Особых проблем ценители содержателям не доставляли, поскольку между ними всегда был приличный временный интервал. Очередность между ними определялась жребием, который бросал сам Виталий, и первый по жребию, обычно, и был первым клиентом Галатеи после окончания ликбеза. К второму Галатея приходила через неделю, к третьему через две, а до четвертого дело доходило редко, поскольку к тому времени она, как правило, уже успевала полностью созреть. Благодаря недельному интервалу между ценителями, новорожденная всегда оставалась в хорошей форме, поскольку большинство обычных клиентов отличались от этих, как небо от земли.
Ценители трахали новорожденную Галатею, как сидорову козу, обильно кормили ее шоколадками и поили шампанским собственного приготовления, а потом приходили обычные клиенты, у которых и член-то не всегда, как следует, стоял. Тут было что сравнивать!
Неделю обычных клиентов для новорожденной обычно хватало. Поэтому второго и последующих ценителей она уже ожидала как праздник.
Перед тем, как отправиться к первому ценителю, Таня уже полностью разобралась в ситуации и не питала никаких иллюзий. Она была проститутка – а это позорное занятие.
Мало того, она еще сосет всем и каждому. Плати монету и мой ротик в твоем полном распоряжении. Конечно, большинство девчонок это делают. Но, по крайней мере, они делают это своим любимым, она же всем подряд. – Еще один позор.
Но она не только сосет, она еще и вылизывает клиентские зады, причем за те же деньги. Это еще более позорно, но и это еще не все. Ведь есть же еще выпивание «шампанского» и вылизывание «шоколада».
В глазах большинства, она не просто шлюха, она падаль, в тюрьме таких называют чмо. Но даже это самое чмо, все же не обязательно получает удовольствия от процесса. А она получает – ниже ее уже просто никого нет и быть не может.
Но она ведь больше и не живет в обычном мире. Обычного мира больше нет, она теперь живет в своей собственной вселенной. Теперь она не Таня Киселева, как еще три дня назад. Теперь она «сука жареная под хреном». – Она сама себя назвала так, в первый же день, когда вернулась от Виталия.

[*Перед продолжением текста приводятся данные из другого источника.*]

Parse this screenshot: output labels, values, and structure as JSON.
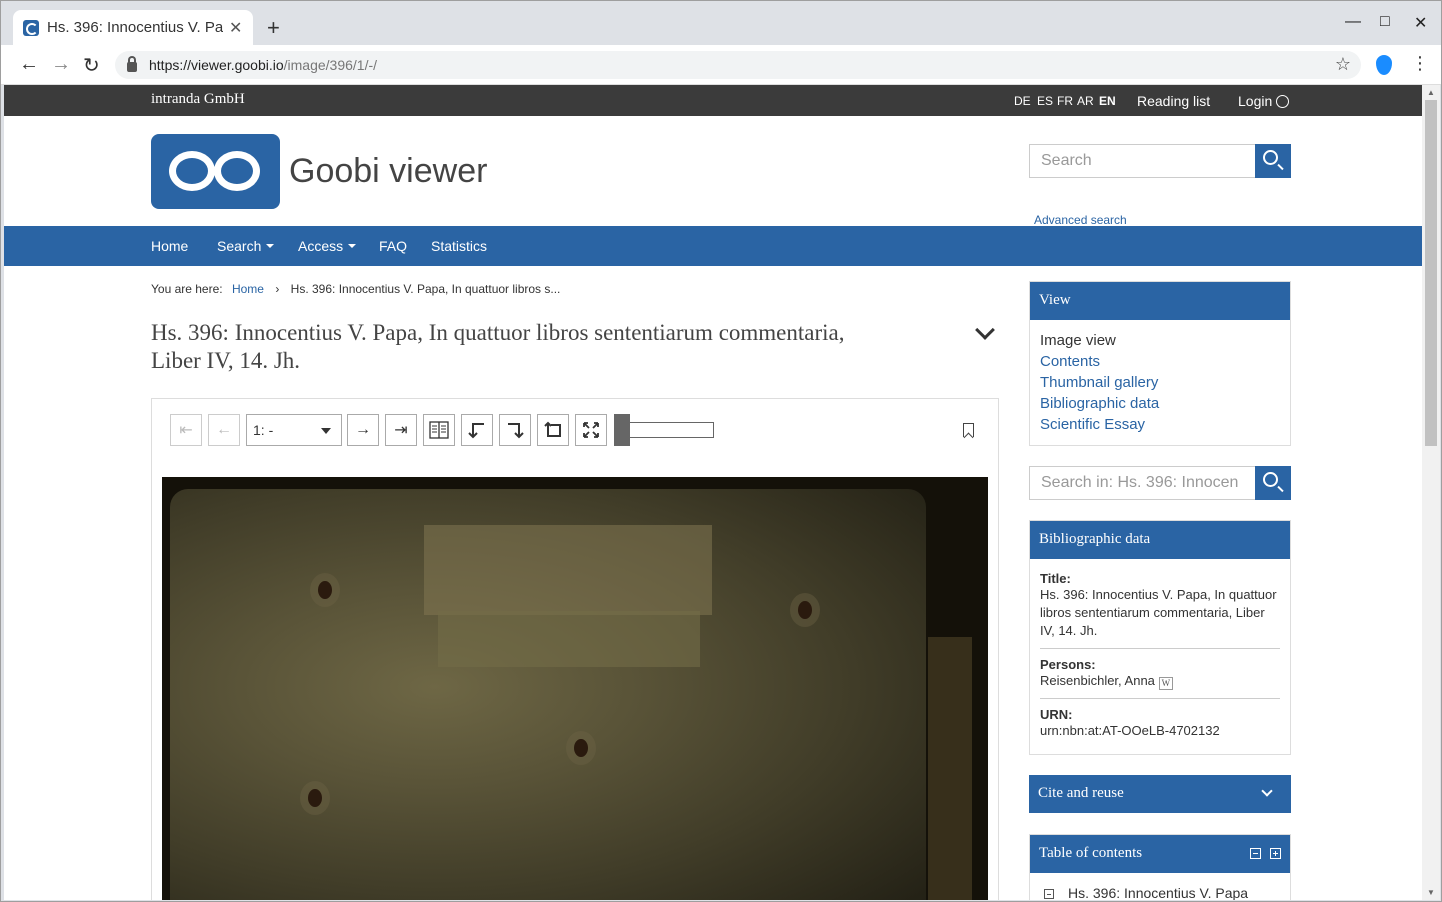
{
  "browser": {
    "tab_title": "Hs. 396: Innocentius V. Pa",
    "tab_close": "✕",
    "new_tab": "+",
    "url_host": "https://viewer.goobi.io",
    "url_path": "/image/396/1/-/",
    "min_glyph": "—",
    "max_glyph": "□",
    "close_glyph": "✕"
  },
  "topbar": {
    "brand": "intranda GmbH",
    "languages": [
      "DE",
      "ES",
      "FR",
      "AR",
      "EN"
    ],
    "active_language": "EN",
    "reading_list": "Reading list",
    "login": "Login"
  },
  "header": {
    "site_name": "Goobi viewer",
    "search_placeholder": "Search",
    "advanced_search": "Advanced search"
  },
  "nav": {
    "items": [
      "Home",
      "Search",
      "Access",
      "FAQ",
      "Statistics"
    ]
  },
  "breadcrumb": {
    "prefix": "You are here:",
    "home": "Home",
    "separator": "›",
    "current": "Hs. 396: Innocentius V. Papa, In quattuor libros s..."
  },
  "document": {
    "title": "Hs. 396: Innocentius V. Papa, In quattuor libros sententiarum commentaria, Liber IV, 14. Jh."
  },
  "viewer": {
    "page_select_value": "1: -",
    "first_glyph": "⇤",
    "prev_glyph": "←",
    "next_glyph": "→",
    "last_glyph": "⇥",
    "zoom_level": 0
  },
  "sidebar": {
    "view": {
      "heading": "View",
      "current": "Image view",
      "links": [
        "Contents",
        "Thumbnail gallery",
        "Bibliographic data",
        "Scientific Essay"
      ]
    },
    "search_in_placeholder": "Search in: Hs. 396: Innocen",
    "bibliographic": {
      "heading": "Bibliographic data",
      "title_label": "Title:",
      "title_value": "Hs. 396: Innocentius V. Papa, In quattuor libros sententiarum commentaria, Liber IV, 14. Jh.",
      "persons_label": "Persons:",
      "persons_value": "Reisenbichler, Anna",
      "wiki_glyph": "W",
      "urn_label": "URN:",
      "urn_value": "urn:nbn:at:AT-OOeLB-4702132"
    },
    "cite": {
      "heading": "Cite and reuse"
    },
    "toc": {
      "heading": "Table of contents",
      "first_entry": "Hs. 396: Innocentius V. Papa"
    }
  },
  "colors": {
    "brand_blue": "#2a64a4",
    "topbar_dark": "#3b3b3b"
  }
}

А можно еще сука позорная – Таня не скупилась на эпитеты, припомнив весь небольшой запас нехороших слов и выражений, о пополнении которого раньше никогда не заботилась. Но ничего, теперь она быстро восполнит запас. Теперь все! Теперь у нее настоящий писец, с которым она всегда будет жить.
Там на ликбезе, когда она послушно проделала весь набор запредельных гадостей, ей объяснили, что это все не позорно, а как раз наоборот. Что именно потому, что она это все делает, она суперженщина и мечта поэта. И она им поверила, потому что они ее не презирали. Даже Роман проявил перед ней респект. Да, сначала они ее ужасно отымели. Но потом, ей ясно продемонстрировали, что они ее не презирают, а вовсе даже наоборот, они ее за это возводят на пьедестал. А как насчет других?

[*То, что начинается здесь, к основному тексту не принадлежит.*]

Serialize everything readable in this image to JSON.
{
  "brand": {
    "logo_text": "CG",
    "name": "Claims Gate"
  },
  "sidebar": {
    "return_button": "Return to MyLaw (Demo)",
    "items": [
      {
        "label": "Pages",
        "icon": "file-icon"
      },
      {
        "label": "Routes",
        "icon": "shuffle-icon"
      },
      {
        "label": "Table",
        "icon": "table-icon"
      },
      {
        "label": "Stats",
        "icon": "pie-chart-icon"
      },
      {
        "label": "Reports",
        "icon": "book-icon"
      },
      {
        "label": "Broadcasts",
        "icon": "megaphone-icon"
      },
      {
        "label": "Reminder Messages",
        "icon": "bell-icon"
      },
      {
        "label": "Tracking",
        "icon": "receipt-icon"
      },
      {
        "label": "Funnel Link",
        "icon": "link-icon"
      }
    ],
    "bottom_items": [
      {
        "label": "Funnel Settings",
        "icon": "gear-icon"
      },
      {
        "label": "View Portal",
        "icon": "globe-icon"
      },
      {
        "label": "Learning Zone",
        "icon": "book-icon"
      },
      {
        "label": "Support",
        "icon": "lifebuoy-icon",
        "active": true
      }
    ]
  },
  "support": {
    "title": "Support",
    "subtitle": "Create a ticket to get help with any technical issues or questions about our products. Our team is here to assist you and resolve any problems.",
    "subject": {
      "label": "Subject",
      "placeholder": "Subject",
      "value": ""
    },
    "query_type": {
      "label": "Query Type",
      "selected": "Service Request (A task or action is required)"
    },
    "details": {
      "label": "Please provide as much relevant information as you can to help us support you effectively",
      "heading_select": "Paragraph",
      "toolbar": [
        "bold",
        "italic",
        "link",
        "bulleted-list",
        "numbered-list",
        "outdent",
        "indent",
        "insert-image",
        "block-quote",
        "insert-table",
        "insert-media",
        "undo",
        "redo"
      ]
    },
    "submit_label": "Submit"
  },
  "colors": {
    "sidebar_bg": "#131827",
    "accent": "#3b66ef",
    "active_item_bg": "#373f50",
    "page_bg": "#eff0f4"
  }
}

У нее ведь было множество якобы друзей. У ее родителей было множество якобы друзей. А когда пришла беда, никто из них даже пальцем не пошевельнул, а некоторые еще и навредили тайком. Правда, двое одолжили денег. Но потом один начал их досрочно забирать назад. А второму она деньги отдала так быстро, что он просто не успел этого сделать.
А вот Виталий по-настоящему помог. Ведь если бы не он, она точно сосала бы сейчас бандитам, и вообще неясно было бы, что будет с ней завтра. И было бы это завтра. А сейчас все будет ОК. Она это уже точно знала, она это чувствовала всем своим существом. Она верила Виталию. Он не как другие, если ей нужна будет помощь, он придет и спасет. Придет, не думая не о чем. И спасет, даже с риском для собственной жизни.
Она вспомнила, как в шестом классе, она отымела этого здоровенного придурка. Именно отымела, а не просто побила. Она использовала тогда все, что у нее было, зубы, ногти, ноги, кулаки – все пошло в ход. А Виталий такой, как она, он не будет раздумывать.
Мы с ним одной крови: он и я – с гордостью думала Таня. – Если он придет и скажет: пойдем, я пойду без колебаний и промедления и буду идти за ним всегда. Но он, конечно же, не придет и не скажет. Он же не для того делал из меня Галатею, чтобы потом взять и увести на край света. Это она тоже знала.
Но если Виталий сказал, что то, что она делает, это хорошо, значит это хорошо. А потому она будет это делать и будет гордиться своей работой. Пусть ее за это презирают 99.999 % сограждан, она будет иметь дело, только с теми, кто ее не презирает. И она будет делать это не просто хорошо, а замечательно.
Она будет глубже всех заглатывать клиентские члены и тщательнее всех вылизывать языком их анусы. Она будет с самым большим наслаждением пить их шампанское и слизывать их шоколадку. А если шоколадки будет много, то она будет ее жрать. И только так! – Она всегда была первая! И тут она тоже будет первая! Самая блядская из всех блядей! Самая грязная из всех шлюх! В этом перевернутом мире она будет чемпионкой!
И пусть весь остальной мир провалится к черту! Ее, он больше не интересует.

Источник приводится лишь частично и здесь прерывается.